Il delitto di Daniela Roveri, manager d’azienda uccisa in circostanze misteriose la sera del 20 dicembre scorso, resta ancora irrisolto, sebbene siano passati ormai quasi cinque mesi. Chi ha ucciso la donna 48enne dalla vita all’apparenza limpida? E’ questo il quesito che dal giorno dell’omicidio, avvenuto nell’androne del suo palazzo a Colognola, Bergamo, tormenta gli inquirenti e i familiari della donna. Sono serviti pochi secondi, al suo assassino, per porre fine alla vita di Daniela, colta di spalle e uccisa con un colpo secco alla gola, sferrato in modo violento con un coltello. Poi la fuga, senza che nessuno si sia accorto di nulla, fino al ritrovamento del cadavere della manager.
Ci si domanda ad oggi come l’assassino non sia stato notato da anima viva, né ripreso dalle telecamere della zona. Eppure il delitto si è consumato intorno alle 20:30, un orario in cui quasi certamente il quartiere era ancora popolato, sebbene fosse pieno inverno.
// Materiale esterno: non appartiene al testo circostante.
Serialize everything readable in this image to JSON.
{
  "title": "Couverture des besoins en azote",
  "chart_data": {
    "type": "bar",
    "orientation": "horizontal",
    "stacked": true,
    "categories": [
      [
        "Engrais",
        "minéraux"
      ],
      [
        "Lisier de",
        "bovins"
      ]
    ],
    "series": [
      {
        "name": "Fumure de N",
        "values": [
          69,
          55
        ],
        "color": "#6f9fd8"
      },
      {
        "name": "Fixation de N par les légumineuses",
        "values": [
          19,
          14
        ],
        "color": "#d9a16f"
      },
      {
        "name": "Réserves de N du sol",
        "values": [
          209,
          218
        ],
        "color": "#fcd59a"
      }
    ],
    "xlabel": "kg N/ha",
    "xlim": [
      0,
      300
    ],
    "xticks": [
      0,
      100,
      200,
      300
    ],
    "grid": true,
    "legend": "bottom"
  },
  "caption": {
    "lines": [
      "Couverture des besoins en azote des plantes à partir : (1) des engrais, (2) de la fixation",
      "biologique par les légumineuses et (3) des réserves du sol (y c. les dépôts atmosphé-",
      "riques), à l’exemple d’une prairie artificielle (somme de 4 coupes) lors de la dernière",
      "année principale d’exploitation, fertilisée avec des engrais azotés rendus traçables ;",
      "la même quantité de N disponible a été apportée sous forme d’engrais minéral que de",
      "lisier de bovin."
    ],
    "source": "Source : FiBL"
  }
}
Le indagini da allora non si sono mai fermate, anche in seguito all’importante svolta sopraggiunta nelle ultime settimane, con l’individuazione sul viso e su un dito della vittima di un Dna sconosciuto, prontamente isolato e sottoposto ai necessari accertamenti. Potrebbe appartenere al killer di Daniela Roveri? Interrogativo, questo, sul quale attualmente sono concentrati gli inquirenti ed al quale non avrebbero ancora trovato risposta.
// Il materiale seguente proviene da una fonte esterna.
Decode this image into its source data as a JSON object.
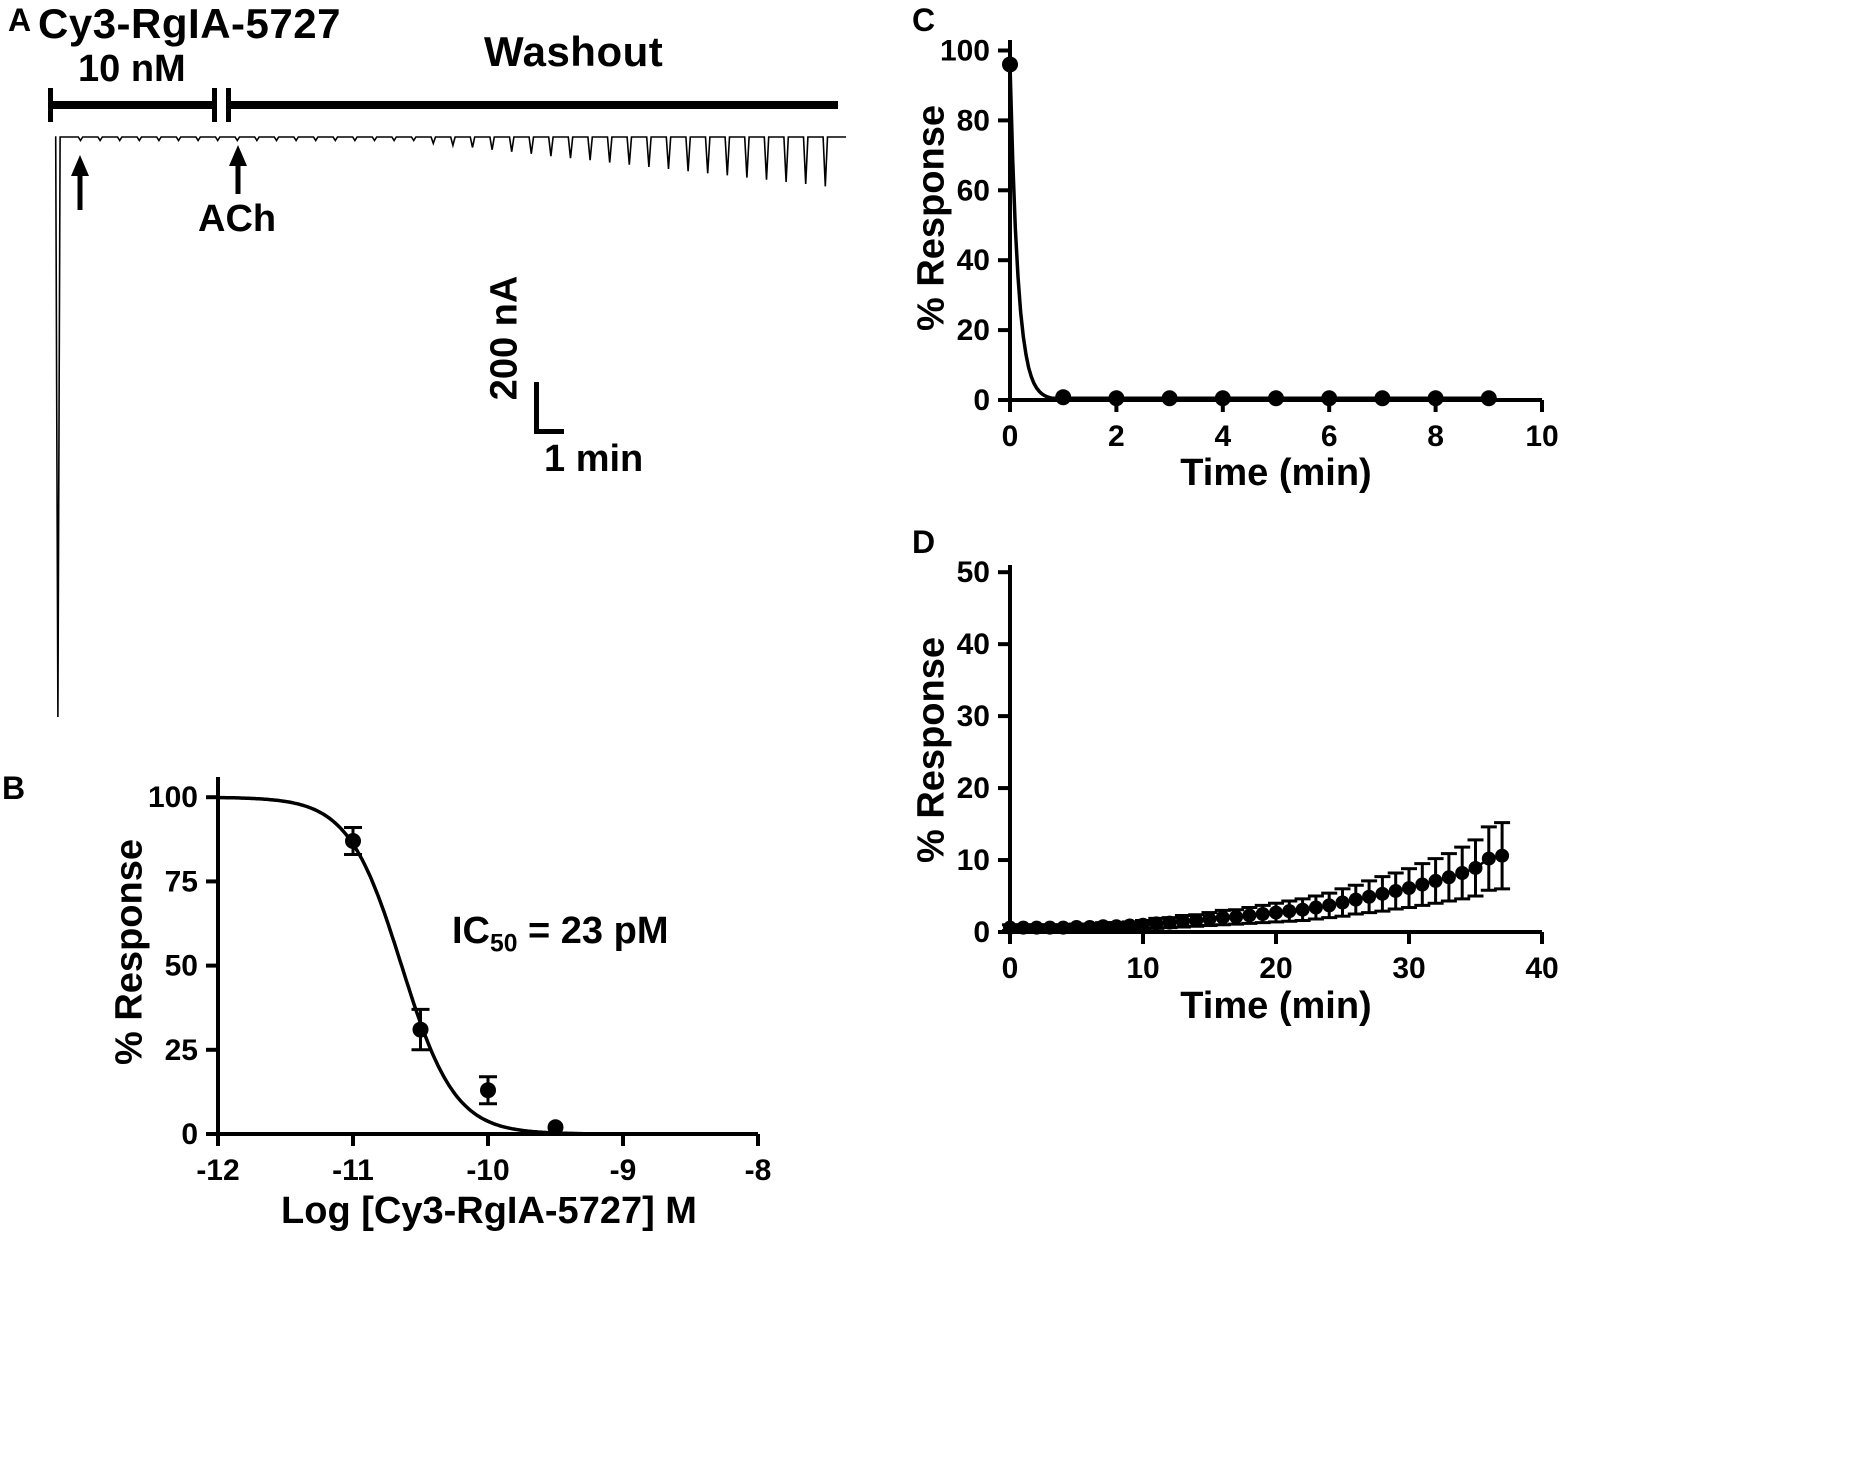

Come rivela il portale Bergamonews.it, sono in totale 230 i campioni salivari raccolti da chi indaga al delitto di Colognola, tutti appartenenti a soggetti che avevano dei contatti con Daniela Roveri. Si tratta dunque di vicini di casa, frequentatori della palestra nella quale la manager era solita andare, ma anche colleghi della medesima azienda, la Icra Spa di San Paolo d’Argon, dove Daniela aveva svolto una lunga gavetta prima di ricoprire il ruolo di manager.
La novità attorno al giallo è rappresentata proprio da quest’ultima categoria, quella dei colleghi di lavoro, anch’essi sottoposti al prelievo per il necessario confronto. Nessuno si è rifiutato di sottoporsi al test, ad eccezione di un soggetto e che inizialmente avrebbe fatto scattare qualche lecito dubbio. Si tratta di un giovane residente nel palazzo accanto a quello nel quale si è consumato il delitto di Daniela Roveri ma che, successivamente, avrebbe cambiato ideale sottoponendosi anche lui al prelievo del Dna. Ad oggi, tuttavia, i confronti con il campione isolato sul cadavere della vittima non avrebbero avuto alcun esito apprezzabile.
In merito al possibile movente dietro il delitto di Daniela Roveri, da alcune settimane gli inquirenti starebbero seguendo con un certo interesse due piste in particolare: quella professionale e quella dei vicini di casa. In merito alla prima ipotesi, l’attenzione si era concentrata proprio sui documenti dell’azienda specializzata nella produzione di materiale refrattario e nella quale da anni lavorava la 48enne uccisa. Daniela si occupava in particolare della contabilità, ecco perché sono stati chiamati ad intervenire anche gli uomini della Guardia di Finanza di Bergamo per far luce sui conti dell’azienda.
Tuttavia, anche da questi nuovi controlli non sarebbe emerso nulla di sospetto o anomalo. Stando alla pista del vicino di casa, l’ipotesi è quella della possibile vendetta legata al posto auto di via Keplero. Un’ipotesi in parte azzardata in quanto non giustificherebbe l’enorme violenza con la quale sarebbe stata uccisa la Roveri ma che giustificherebbe invece l’approfondita conoscenza dei luoghi da parte del suo killer, che sarebbe fuggito senza lasciare nessuna traccia di sé, forse passando dai garage della palazzina o dal parco poco distante, certamente senza farsi notare né riprendere dalle telecamere di videosorveglianza della zona.